Novice! Remove duplicates

Hi there,

Firstly, I am a complete novice and JUST starting my training on SQL - so my knowledge is limited.

I am using Microsoft Report Builder 3.0 - SQL2008

I have created a table which has a unique identifier [TENANCY-REF] I am trying to remove the duplicates of this identifier but keep getting an error as I am trying the group by clause?

As mentioned I am a complete novice at this, and still trying to get to grips with it...

SELECT
[CN] = COUNT(*) OVER(),
[FOR].[TENANCY-REF]
,[FOR].[PERSON-REF]
,[CO-PERSON].[FORENAMES]
,[CO-PERSON].[SURNAME]
,[FOR].[RELATION-CODE]
,[FOR].[ARREARS-STAGE]
,[FOR].[CURR-BALANCE]
,[CUR-TNCY-REF] = [CUR].[TENANCY-REF]
,[CUR-BALANCE] = [CUR].[CURR-BALANCE]
FROM [FOR]
LEFT JOIN [CUR] ON [FOR].[PERSON-REF] = [CUR].[PERSON-REF]
LEFT JOIN [CO-PERSON] ON [FOR].[PERSON-REF] = [CO-PERSON].[PERSON-REF]
WHERE
[FOR].[CURR-BALANCE] < 0 AND [CUR].[CURR-BALANCE] > 0
ORDER BY
[CO-PERSON].[SURNAME]

https://www.sqlshack.com/different-ways-to-sql-delete-duplicate-rows-from-a-sql-table/

1 Like

we don't have your schema, so we don't know if the joins are even correct. I know you're knew to sql, but can you provide DDL for the tables? In Management Studio (SSMS), you can right click on each table and select Script Table As then choose Create. That will give us an idea on what the 3 tables look like. My guess is that the person_ref column is not unique and the same person appears in it multiple times causing your dup issues

The first join should be changed to an INNER JOIN as you are filtering on CURR-BALANCE from the outer table which eliminates NULL values (which would appear if there is a row in [FOR] that does not have a corresponding row in [CUR] with a PERSON-REF value.

If you only have a single row in the [FOR] table for each PERSON-REF, but have multiple rows in [CUR] or [CO-PERSON] for that PERSON-REF you will get 'duplicates'. These are not really duplicates though - this is either caused by a missing join clause - or those tables are supposed to have multiple rows for each PERSON-REF.

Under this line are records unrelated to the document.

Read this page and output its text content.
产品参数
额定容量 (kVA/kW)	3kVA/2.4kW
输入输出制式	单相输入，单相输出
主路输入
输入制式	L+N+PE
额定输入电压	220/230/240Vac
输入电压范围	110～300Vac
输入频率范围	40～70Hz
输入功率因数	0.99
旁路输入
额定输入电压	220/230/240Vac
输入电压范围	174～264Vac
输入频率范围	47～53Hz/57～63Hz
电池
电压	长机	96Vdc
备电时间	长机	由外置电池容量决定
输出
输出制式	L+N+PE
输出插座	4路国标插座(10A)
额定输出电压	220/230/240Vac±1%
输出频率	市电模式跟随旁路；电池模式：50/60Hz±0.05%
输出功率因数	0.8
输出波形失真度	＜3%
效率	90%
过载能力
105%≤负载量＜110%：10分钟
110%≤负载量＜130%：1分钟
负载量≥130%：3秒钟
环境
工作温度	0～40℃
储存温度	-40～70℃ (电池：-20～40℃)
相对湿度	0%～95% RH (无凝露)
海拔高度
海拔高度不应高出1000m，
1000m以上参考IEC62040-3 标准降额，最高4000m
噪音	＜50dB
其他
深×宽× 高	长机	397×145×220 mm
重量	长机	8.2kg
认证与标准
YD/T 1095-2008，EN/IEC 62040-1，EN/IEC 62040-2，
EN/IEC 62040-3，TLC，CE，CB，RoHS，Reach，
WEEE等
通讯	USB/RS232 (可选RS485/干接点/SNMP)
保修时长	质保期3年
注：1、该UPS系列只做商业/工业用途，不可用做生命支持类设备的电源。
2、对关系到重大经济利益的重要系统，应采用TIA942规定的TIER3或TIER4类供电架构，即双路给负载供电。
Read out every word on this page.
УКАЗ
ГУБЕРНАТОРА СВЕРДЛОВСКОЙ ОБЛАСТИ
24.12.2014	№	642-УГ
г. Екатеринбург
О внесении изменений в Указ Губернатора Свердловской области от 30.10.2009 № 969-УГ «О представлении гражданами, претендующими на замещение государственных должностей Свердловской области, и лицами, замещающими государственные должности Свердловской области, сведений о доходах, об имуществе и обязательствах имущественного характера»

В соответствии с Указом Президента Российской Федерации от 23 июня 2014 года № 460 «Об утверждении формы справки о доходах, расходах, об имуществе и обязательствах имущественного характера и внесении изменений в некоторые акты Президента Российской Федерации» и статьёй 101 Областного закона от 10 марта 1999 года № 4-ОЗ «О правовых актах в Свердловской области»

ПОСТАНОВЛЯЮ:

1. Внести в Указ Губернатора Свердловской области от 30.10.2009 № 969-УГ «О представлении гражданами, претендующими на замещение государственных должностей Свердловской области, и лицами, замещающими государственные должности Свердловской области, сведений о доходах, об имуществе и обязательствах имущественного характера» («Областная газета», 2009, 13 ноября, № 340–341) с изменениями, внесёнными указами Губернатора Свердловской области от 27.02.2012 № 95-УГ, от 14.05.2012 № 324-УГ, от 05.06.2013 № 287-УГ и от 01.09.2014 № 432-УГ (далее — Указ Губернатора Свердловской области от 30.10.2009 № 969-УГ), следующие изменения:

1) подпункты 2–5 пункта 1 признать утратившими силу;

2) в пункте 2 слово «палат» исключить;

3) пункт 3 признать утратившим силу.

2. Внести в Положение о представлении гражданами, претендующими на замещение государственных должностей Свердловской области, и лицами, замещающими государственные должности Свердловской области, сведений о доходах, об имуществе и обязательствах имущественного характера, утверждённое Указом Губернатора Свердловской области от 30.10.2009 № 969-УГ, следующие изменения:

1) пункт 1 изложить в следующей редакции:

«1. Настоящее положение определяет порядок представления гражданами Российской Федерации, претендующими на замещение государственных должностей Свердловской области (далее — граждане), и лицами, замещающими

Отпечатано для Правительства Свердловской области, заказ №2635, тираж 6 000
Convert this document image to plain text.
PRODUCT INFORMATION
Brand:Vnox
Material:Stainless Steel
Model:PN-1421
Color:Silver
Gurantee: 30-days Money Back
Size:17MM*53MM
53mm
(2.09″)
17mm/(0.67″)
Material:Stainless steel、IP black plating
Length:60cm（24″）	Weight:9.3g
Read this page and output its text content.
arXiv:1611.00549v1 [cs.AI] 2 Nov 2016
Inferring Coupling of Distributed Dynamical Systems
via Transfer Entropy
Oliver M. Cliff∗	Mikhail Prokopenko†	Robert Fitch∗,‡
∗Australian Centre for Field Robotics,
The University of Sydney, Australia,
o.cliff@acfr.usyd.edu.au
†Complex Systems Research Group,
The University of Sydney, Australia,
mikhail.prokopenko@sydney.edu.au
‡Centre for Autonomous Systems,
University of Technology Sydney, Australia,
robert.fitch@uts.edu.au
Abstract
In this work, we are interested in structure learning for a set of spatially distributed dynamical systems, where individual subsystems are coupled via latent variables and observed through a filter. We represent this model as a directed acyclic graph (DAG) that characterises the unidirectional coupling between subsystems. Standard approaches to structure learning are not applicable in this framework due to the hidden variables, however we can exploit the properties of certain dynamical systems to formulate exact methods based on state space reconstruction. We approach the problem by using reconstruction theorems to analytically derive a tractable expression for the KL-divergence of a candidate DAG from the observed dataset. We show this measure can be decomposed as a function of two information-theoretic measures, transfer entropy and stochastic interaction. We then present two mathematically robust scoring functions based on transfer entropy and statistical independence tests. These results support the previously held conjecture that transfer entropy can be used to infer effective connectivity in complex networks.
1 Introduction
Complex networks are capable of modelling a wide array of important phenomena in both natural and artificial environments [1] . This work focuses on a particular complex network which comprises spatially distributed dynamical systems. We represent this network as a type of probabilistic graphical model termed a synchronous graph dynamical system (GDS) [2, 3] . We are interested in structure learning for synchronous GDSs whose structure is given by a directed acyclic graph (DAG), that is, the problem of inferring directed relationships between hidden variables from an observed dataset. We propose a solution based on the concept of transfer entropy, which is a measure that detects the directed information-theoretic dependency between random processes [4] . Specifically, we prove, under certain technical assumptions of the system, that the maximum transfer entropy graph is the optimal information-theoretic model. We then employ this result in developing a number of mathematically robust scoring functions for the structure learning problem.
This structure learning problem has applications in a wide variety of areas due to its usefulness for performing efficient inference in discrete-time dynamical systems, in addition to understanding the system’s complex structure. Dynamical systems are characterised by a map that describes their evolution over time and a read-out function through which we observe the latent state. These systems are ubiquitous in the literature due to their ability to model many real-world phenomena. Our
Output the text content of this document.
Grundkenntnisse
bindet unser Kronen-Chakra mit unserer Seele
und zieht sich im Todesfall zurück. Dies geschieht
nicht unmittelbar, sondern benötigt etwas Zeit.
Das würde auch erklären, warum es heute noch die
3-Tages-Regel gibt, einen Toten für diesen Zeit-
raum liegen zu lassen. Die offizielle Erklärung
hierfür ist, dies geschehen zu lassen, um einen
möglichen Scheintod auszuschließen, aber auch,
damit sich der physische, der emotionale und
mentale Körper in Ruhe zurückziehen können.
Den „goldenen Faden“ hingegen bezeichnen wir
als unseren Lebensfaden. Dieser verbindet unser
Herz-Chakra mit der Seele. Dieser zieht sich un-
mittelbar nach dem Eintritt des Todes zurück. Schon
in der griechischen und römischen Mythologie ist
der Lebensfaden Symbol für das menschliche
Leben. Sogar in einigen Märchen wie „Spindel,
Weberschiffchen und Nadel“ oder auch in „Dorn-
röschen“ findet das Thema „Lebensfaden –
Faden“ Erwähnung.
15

To determine this - you need to identify the primary key of both [CUR] and [CO-PERSON]. Once you have that identified then you need to determine what row you want returned. Then you will be able to determine how to adjust the JOIN to only include that one row (or modify the joins to INNER JOIN and filter in the WHERE clause).